La contraportada engaña: te dirá que esta novela trata de La Humana, pero trata de mucho más. Es un libro que te habla sobre el cuerpo: sobre cómo se transforma constantemente a través del tiempo, de dolor, del deseo, de la ruptura con él mismo. Te habla sobre la violencia que sufren, pero que también ejercen, las mujeres: sobre qué significa esta violencia, de dónde viene y hacia quién se ejerce. Te habla de las mujeres que sufren esta violencia: las que la dejan, las que vuelven, las que nunca se van y las que están constantemente en ese ciclo. Te habla de cómo cambia la autopercepción: cómo la propia imagen y el ser se transforman y el «yo» deja camino a otra cosa. Te habla de las contradicciones: de la imposibilidad de ser la víctima perfecta, de la imposibilidad de ser, en muchas ocasiones.
“El Celo” está escrito como quiere que te sientas: con el cuerpo continuamente atravesado y atrapado en los otros que se encuentran en el libro. Está escrito desde una corporalidad que, si le dejas, se convierte en tu propio cuerpo. Con un lenguaje muy afilado, visceral, incisivo, tiene una lectura muy fácil a pesar de no tener un trasfondo sencillo.
Lo compartimos en un club de lectura, y la primera pregunta que nos hicieron fue si le recomendaríamos este libro a todas las personas. Definitivamente no, no lo recomendaría a todas las personas. Pero lo recomendaría especialmente a todas aquellas que creen que la violencia de género les pilla lejos, para encarnarla un poquito en sus cuerpos.

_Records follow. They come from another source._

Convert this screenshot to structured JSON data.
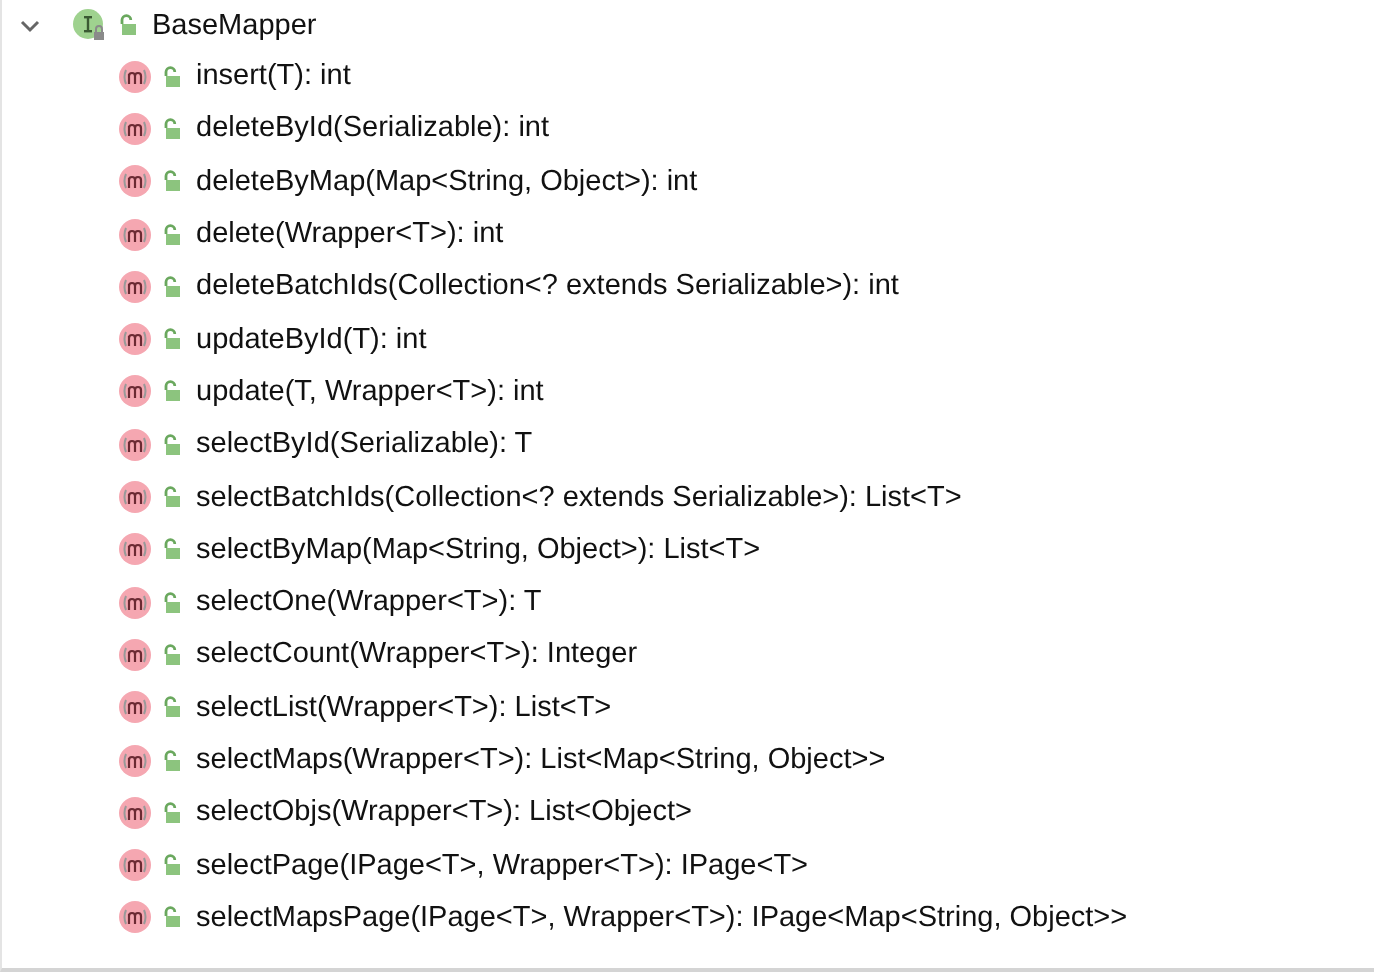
{
  "tree": {
    "kind": "interface",
    "label": "BaseMapper",
    "expanded": true,
    "children": [
      {
        "kind": "method",
        "label": "insert(T): int"
      },
      {
        "kind": "method",
        "label": "deleteById(Serializable): int"
      },
      {
        "kind": "method",
        "label": "deleteByMap(Map<String, Object>): int"
      },
      {
        "kind": "method",
        "label": "delete(Wrapper<T>): int"
      },
      {
        "kind": "method",
        "label": "deleteBatchIds(Collection<? extends Serializable>): int"
      },
      {
        "kind": "method",
        "label": "updateById(T): int"
      },
      {
        "kind": "method",
        "label": "update(T, Wrapper<T>): int"
      },
      {
        "kind": "method",
        "label": "selectById(Serializable): T"
      },
      {
        "kind": "method",
        "label": "selectBatchIds(Collection<? extends Serializable>): List<T>"
      },
      {
        "kind": "method",
        "label": "selectByMap(Map<String, Object>): List<T>"
      },
      {
        "kind": "method",
        "label": "selectOne(Wrapper<T>): T"
      },
      {
        "kind": "method",
        "label": "selectCount(Wrapper<T>): Integer"
      },
      {
        "kind": "method",
        "label": "selectList(Wrapper<T>): List<T>"
      },
      {
        "kind": "method",
        "label": "selectMaps(Wrapper<T>): List<Map<String, Object>>"
      },
      {
        "kind": "method",
        "label": "selectObjs(Wrapper<T>): List<Object>"
      },
      {
        "kind": "method",
        "label": "selectPage(IPage<T>, Wrapper<T>): IPage<T>"
      },
      {
        "kind": "method",
        "label": "selectMapsPage(IPage<T>, Wrapper<T>): IPage<Map<String, Object>>"
      }
    ]
  }
}
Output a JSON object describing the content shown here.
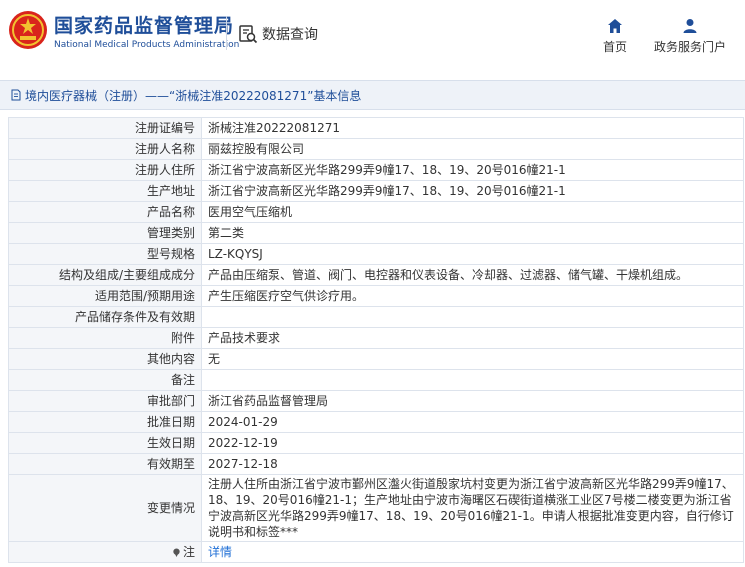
{
  "header": {
    "org_cn": "国家药品监督管理局",
    "org_en": "National Medical Products Administration",
    "query_label": "数据查询",
    "nav": [
      {
        "label": "首页",
        "icon": "home-icon"
      },
      {
        "label": "政务服务门户",
        "icon": "user-icon"
      }
    ]
  },
  "breadcrumb": {
    "text": "境内医疗器械（注册）——“浙械注准20222081271”基本信息"
  },
  "colors": {
    "brand_blue": "#1f4e99",
    "link_blue": "#1f6fd6",
    "label_bg": "#f4f6f9",
    "crumb_bg": "#eef2f8"
  },
  "record": {
    "rows": [
      {
        "label": "注册证编号",
        "value": "浙械注准20222081271"
      },
      {
        "label": "注册人名称",
        "value": "丽兹控股有限公司"
      },
      {
        "label": "注册人住所",
        "value": "浙江省宁波高新区光华路299弄9幢17、18、19、20号016幢21-1"
      },
      {
        "label": "生产地址",
        "value": "浙江省宁波高新区光华路299弄9幢17、18、19、20号016幢21-1"
      },
      {
        "label": "产品名称",
        "value": "医用空气压缩机"
      },
      {
        "label": "管理类别",
        "value": "第二类"
      },
      {
        "label": "型号规格",
        "value": "LZ-KQYSJ"
      },
      {
        "label": "结构及组成/主要组成成分",
        "value": "产品由压缩泵、管道、阀门、电控器和仪表设备、冷却器、过滤器、储气罐、干燥机组成。"
      },
      {
        "label": "适用范围/预期用途",
        "value": "产生压缩医疗空气供诊疗用。"
      },
      {
        "label": "产品储存条件及有效期",
        "value": ""
      },
      {
        "label": "附件",
        "value": "产品技术要求"
      },
      {
        "label": "其他内容",
        "value": "无"
      },
      {
        "label": "备注",
        "value": ""
      },
      {
        "label": "审批部门",
        "value": "浙江省药品监督管理局"
      },
      {
        "label": "批准日期",
        "value": "2024-01-29"
      },
      {
        "label": "生效日期",
        "value": "2022-12-19"
      },
      {
        "label": "有效期至",
        "value": "2027-12-18"
      },
      {
        "label": "变更情况",
        "value": "注册人住所由浙江省宁波市鄞州区瀊火街道殷家坑村变更为浙江省宁波高新区光华路299弄9幢17、18、19、20号016幢21-1；生产地址由宁波市海曙区石碶街道横涨工业区7号楼二楼变更为浙江省宁波高新区光华路299弄9幢17、18、19、20号016幢21-1。申请人根据批准变更内容，自行修订说明书和标签***"
      }
    ],
    "note": {
      "label": "注",
      "link": "详情"
    }
  }
}
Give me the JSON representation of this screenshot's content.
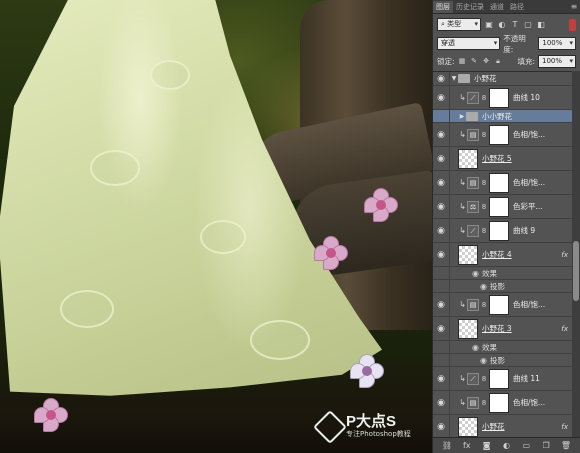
{
  "panel": {
    "tabs": [
      "图层",
      "历史记录",
      "通道",
      "路径"
    ],
    "active_tab": 0,
    "filter_kind": "类型",
    "blend_mode": "穿透",
    "opacity_label": "不透明度:",
    "opacity_value": "100%",
    "lock_label": "锁定:",
    "fill_label": "填充:",
    "fill_value": "100%",
    "accent_selected": "#657c9b",
    "toggle_color": "#c04040"
  },
  "layers": [
    {
      "type": "group",
      "name": "小野花",
      "expanded": true
    },
    {
      "type": "adjust",
      "icon": "curves-icon",
      "name": "曲线 10",
      "clipped": true
    },
    {
      "type": "subgroup",
      "name": "小小野花",
      "selected": true
    },
    {
      "type": "adjust",
      "icon": "hue-icon",
      "name": "色相/饱...",
      "clipped": true
    },
    {
      "type": "pixel",
      "name": "小野花 5"
    },
    {
      "type": "adjust",
      "icon": "hue-icon",
      "name": "色相/饱...",
      "clipped": true
    },
    {
      "type": "adjust",
      "icon": "balance-icon",
      "name": "色彩平...",
      "clipped": true
    },
    {
      "type": "adjust",
      "icon": "curves-icon",
      "name": "曲线 9",
      "clipped": true
    },
    {
      "type": "pixel",
      "name": "小野花 4",
      "fx": "fx",
      "effects_label": "效果",
      "effect": "投影"
    },
    {
      "type": "adjust",
      "icon": "hue-icon",
      "name": "色相/饱...",
      "clipped": true
    },
    {
      "type": "pixel",
      "name": "小野花 3",
      "fx": "fx",
      "effects_label": "效果",
      "effect": "投影"
    },
    {
      "type": "adjust",
      "icon": "curves-icon",
      "name": "曲线 11",
      "clipped": true
    },
    {
      "type": "adjust",
      "icon": "hue-icon",
      "name": "色相/饱...",
      "clipped": true
    },
    {
      "type": "pixel",
      "name": "小野花",
      "fx": "fx"
    }
  ],
  "watermark": {
    "brand": "P大点S",
    "tagline": "专注Photoshop教程"
  }
}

Yo nunca había leído una novela cuyo argumento fuera específicamente los malos tratos, y desde luego no es agradable de leer, además de que el estilo es provocador, muy amargo y cortante, aunque supongo que muchos jóvenes estarán más que habituados a él. Pero algo debe haber hecho bien la autora, porque no he tenido tentaciones de cerrar el libro. Todo lo contrario, a pesar de su lenguaje provocativo, incluso soez, y de sus situaciones límite, he querido saber qué iba a pasar después, algo fundamental para seguir leyendo. Y mantener la intriga de situación límite en situación límite es difícil, porque el primer impulso es no querer saber más de un tema por el que generalmente pasamos de puntillas.

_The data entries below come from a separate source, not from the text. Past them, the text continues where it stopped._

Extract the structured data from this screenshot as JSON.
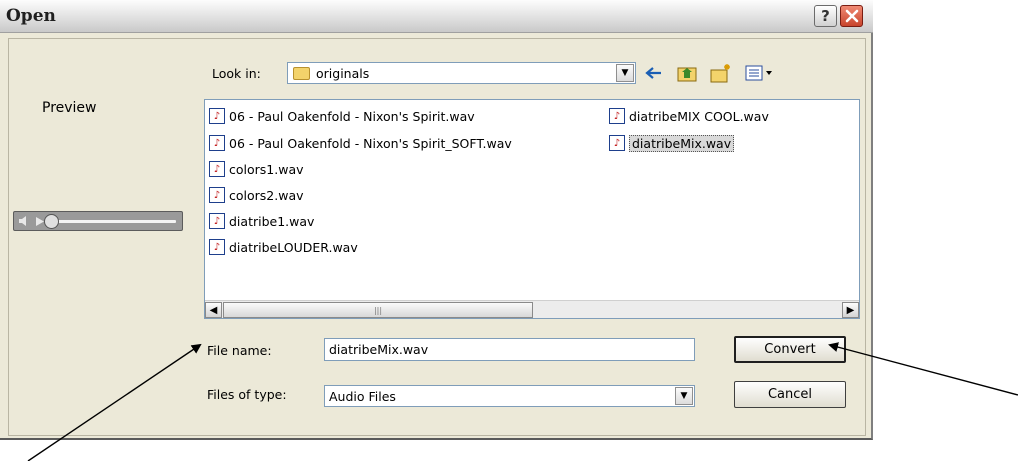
{
  "dialog": {
    "title": "Open",
    "help_label": "?",
    "close_label": "✕"
  },
  "look_in": {
    "label": "Look in:",
    "value": "originals"
  },
  "preview": {
    "label": "Preview",
    "player_position": 0.08
  },
  "files": [
    {
      "name": "06 - Paul Oakenfold - Nixon's Spirit.wav",
      "selected": false
    },
    {
      "name": "06 - Paul Oakenfold - Nixon's Spirit_SOFT.wav",
      "selected": false
    },
    {
      "name": "colors1.wav",
      "selected": false
    },
    {
      "name": "colors2.wav",
      "selected": false
    },
    {
      "name": "diatribe1.wav",
      "selected": false
    },
    {
      "name": "diatribeLOUDER.wav",
      "selected": false
    },
    {
      "name": "diatribeMIX COOL.wav",
      "selected": false
    },
    {
      "name": "diatribeMix.wav",
      "selected": true
    }
  ],
  "file_name": {
    "label": "File name:",
    "value": "diatribeMix.wav"
  },
  "file_type": {
    "label": "Files of type:",
    "value": "Audio Files"
  },
  "buttons": {
    "convert": "Convert",
    "cancel": "Cancel"
  },
  "icons": {
    "back": "back-arrow-icon",
    "up": "up-folder-icon",
    "new_folder": "new-folder-icon",
    "view_menu": "view-menu-icon",
    "file": "wav-file-icon"
  },
  "colors": {
    "dialog_bg": "#ece9d8",
    "close_red": "#c8442c",
    "input_border": "#7f9db9"
  }
}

He leído la mayor parte del libro, dando saltos de vez en cuando. Una vez que te has metido en el estilo de escritura y en el tema, se lee con agilidad a pesar de la prosa informal y confusa.
No he logrado contactar con la intención de la autora, incluso dejando de lado una cierta fobia frente al estilo, amargo y desgarrado. Reconozco que puede ser culpa mía, pero no es un libro para mí.
De todos modos, gracias por la reseña.
Me he quedado totalmente intrigado. ¿Es un libro para mí?
Puede serlo, ¡tendrás que probar! Yo creo que está bien escrito y la historia me ha parecido muy bien hilada 🙂 Tiene mucho análisis y trabajo por detrás.